TRK fusions, for example, are found in only around 1% of all malignancies, RET gene alterations occur in around 1% to 2% of lung cancer cases and an estimated 4% of solid tumors are MSI-high.

But researchers are hard at work searching for more common targets. One of these is KRAS, which, along with its siblings HRAS and NRAS, is altered in nearly a third of all malignancies (see “Expanding the Net to Catch More Cancer”).

A growing number of experts think most people with advanced cancer should undergo tumor genetic testing to determine whether they could benefit from new site-agnostic drugs or repurposed older targeted therapies. 

“My message to patients is to ask their doctors to do the testing,” Doebele says. “Even if it’s just a 1 in 100 chance, it’s so meaningful for that patient in terms of effectiveness, tolerability and survival that I think it’s worth it.” 

In the past, oncologists tested for recognized genetic alterations one at a time. Next-generation sequencing makes it possible to search for many mutations in a single tumor biopsy sample, and soon this may be done using blood samples. But it currently comes at a steep price—nearly $6,000, which insurance might not cover. 

“Without next-generation sequencing, patients with advanced cancer are doomed to take old-style chemotherapy,” says retired oncologist, breast cancer survivor and patient advocate Elaine Schattner, MD. “If you’ve got terminal cancer and want treatment, your doctor has a responsibility to look for changes in your tumor that could inform treatment, and insurers have an obligation to pay for these diagnostic tests.”

Given its cost and the small proportion of patients who stand to benefit, widespread genetic testing remains controversial. In fact, some skeptics think the precision oncology hype is overblown.

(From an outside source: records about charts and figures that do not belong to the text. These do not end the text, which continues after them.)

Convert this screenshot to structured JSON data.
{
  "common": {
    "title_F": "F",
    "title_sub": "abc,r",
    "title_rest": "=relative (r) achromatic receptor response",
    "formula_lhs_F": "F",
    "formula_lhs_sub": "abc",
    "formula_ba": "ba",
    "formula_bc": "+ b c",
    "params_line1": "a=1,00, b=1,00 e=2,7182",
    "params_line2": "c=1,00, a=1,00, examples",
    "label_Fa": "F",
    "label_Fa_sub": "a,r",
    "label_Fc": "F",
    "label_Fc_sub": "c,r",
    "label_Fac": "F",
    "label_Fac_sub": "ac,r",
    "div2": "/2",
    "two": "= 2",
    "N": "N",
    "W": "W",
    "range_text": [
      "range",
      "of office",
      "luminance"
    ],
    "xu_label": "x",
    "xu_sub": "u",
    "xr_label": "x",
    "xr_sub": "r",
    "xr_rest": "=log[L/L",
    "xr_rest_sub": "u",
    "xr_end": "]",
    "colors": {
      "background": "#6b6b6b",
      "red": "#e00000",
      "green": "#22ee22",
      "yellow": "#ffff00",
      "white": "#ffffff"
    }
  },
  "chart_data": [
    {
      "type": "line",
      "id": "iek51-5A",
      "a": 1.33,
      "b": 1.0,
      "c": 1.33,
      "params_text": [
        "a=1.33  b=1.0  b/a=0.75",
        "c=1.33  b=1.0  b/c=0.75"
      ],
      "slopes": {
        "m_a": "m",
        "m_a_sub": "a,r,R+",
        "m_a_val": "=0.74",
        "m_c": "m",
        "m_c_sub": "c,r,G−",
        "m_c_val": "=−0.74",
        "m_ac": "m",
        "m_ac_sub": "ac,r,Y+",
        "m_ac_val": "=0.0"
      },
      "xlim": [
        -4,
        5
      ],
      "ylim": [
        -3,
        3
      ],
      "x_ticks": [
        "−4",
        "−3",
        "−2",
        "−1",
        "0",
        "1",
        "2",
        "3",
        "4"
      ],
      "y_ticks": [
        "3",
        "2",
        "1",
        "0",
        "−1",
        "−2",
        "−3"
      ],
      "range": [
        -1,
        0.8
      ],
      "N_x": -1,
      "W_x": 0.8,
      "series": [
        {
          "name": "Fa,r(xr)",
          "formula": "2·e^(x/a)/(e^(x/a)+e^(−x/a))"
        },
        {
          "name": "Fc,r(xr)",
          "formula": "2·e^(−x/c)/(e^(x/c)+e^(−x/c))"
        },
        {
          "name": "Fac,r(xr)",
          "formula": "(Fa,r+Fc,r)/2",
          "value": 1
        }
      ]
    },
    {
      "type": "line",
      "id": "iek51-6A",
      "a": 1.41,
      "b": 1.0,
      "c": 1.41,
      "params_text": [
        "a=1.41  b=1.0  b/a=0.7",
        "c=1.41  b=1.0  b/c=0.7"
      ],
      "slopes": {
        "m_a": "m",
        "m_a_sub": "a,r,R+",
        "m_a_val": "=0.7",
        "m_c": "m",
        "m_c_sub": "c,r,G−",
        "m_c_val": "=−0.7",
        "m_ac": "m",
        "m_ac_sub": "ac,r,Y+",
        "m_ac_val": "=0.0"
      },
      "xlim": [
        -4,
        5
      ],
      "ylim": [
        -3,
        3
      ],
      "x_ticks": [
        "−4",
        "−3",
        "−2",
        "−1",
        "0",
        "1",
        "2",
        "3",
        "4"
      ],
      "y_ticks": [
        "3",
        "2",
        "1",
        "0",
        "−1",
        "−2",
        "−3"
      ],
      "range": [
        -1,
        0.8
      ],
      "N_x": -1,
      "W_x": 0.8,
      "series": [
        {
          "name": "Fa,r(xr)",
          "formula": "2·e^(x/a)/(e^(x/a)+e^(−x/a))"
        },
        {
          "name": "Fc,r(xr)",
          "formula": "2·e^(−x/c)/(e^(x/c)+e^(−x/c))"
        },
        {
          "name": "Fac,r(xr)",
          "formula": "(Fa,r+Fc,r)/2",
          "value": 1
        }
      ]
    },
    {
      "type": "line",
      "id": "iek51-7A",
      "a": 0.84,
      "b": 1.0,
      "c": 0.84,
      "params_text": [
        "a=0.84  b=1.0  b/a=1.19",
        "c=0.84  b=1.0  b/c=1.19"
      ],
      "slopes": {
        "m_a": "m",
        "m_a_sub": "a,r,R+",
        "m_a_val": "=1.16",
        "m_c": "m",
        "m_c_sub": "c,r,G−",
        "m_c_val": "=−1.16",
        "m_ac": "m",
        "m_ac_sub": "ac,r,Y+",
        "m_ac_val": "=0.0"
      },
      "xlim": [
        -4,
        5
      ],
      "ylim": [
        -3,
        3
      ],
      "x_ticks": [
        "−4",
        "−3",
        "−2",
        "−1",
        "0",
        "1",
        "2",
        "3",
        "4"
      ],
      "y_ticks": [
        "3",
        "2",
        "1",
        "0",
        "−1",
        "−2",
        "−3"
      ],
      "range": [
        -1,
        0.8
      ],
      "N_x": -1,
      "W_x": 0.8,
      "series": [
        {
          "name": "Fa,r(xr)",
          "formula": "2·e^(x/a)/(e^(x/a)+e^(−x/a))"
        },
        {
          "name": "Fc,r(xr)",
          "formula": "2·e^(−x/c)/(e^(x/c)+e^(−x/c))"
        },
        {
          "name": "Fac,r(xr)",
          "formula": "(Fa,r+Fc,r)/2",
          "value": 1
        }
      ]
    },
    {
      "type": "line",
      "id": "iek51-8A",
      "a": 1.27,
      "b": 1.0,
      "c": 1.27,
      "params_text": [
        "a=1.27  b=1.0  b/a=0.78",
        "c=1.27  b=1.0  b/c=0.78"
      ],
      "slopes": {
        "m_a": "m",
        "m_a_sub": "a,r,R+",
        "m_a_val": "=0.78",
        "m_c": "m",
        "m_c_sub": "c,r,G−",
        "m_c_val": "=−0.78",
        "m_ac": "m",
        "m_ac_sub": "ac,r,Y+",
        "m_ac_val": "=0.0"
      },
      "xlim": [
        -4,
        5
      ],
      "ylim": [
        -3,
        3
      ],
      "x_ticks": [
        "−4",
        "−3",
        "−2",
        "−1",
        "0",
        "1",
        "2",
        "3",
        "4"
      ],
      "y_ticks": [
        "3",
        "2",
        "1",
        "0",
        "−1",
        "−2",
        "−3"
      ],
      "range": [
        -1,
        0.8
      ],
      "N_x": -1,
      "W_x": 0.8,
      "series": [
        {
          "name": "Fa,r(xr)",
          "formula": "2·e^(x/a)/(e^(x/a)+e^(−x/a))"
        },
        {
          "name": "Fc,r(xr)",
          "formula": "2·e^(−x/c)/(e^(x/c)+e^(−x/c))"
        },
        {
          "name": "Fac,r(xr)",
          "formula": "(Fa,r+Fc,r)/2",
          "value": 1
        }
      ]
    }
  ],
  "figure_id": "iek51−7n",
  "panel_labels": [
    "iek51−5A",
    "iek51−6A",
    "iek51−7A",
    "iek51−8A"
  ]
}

Based on a retrospective analysis of more than 600,000 cancer patients, Vinay Prasad, MD, MPH, of Oregon Health and Science University, estimated that only 8% were eligible for existing targeted therapies. He is concerned that widespread genetic testing could encourage doctors to prescribe drugs that target specific mutations but that have not been shown to provide clinical benefits—such as longer survival—in controlled trials. 

Yet the proportion of people who could potentially benefit from personalized targeted therapy is rising as new targets are discovered and new drugs are developed. One recent study of more than 6,000 people with advanced cancer found that 23% could be matched to existing targeted medications—in many cases, drugs approved for a different type of cancer. But the proportion with potentially actionable gene alterations rose to 47% when experimental targets such as KRAS were included.

Although the percentages may still be small, site-agnostic therapies can make all the difference for those fortunate enough to have the right mutations. 

“Without genetic testing, I never would have known,” Rhea says of the test showing that she was eligible for Rozlytrek. “It’s so important to have an oncologist who’s aware of drugs and trials that you could benefit from. This treatment saved my life.”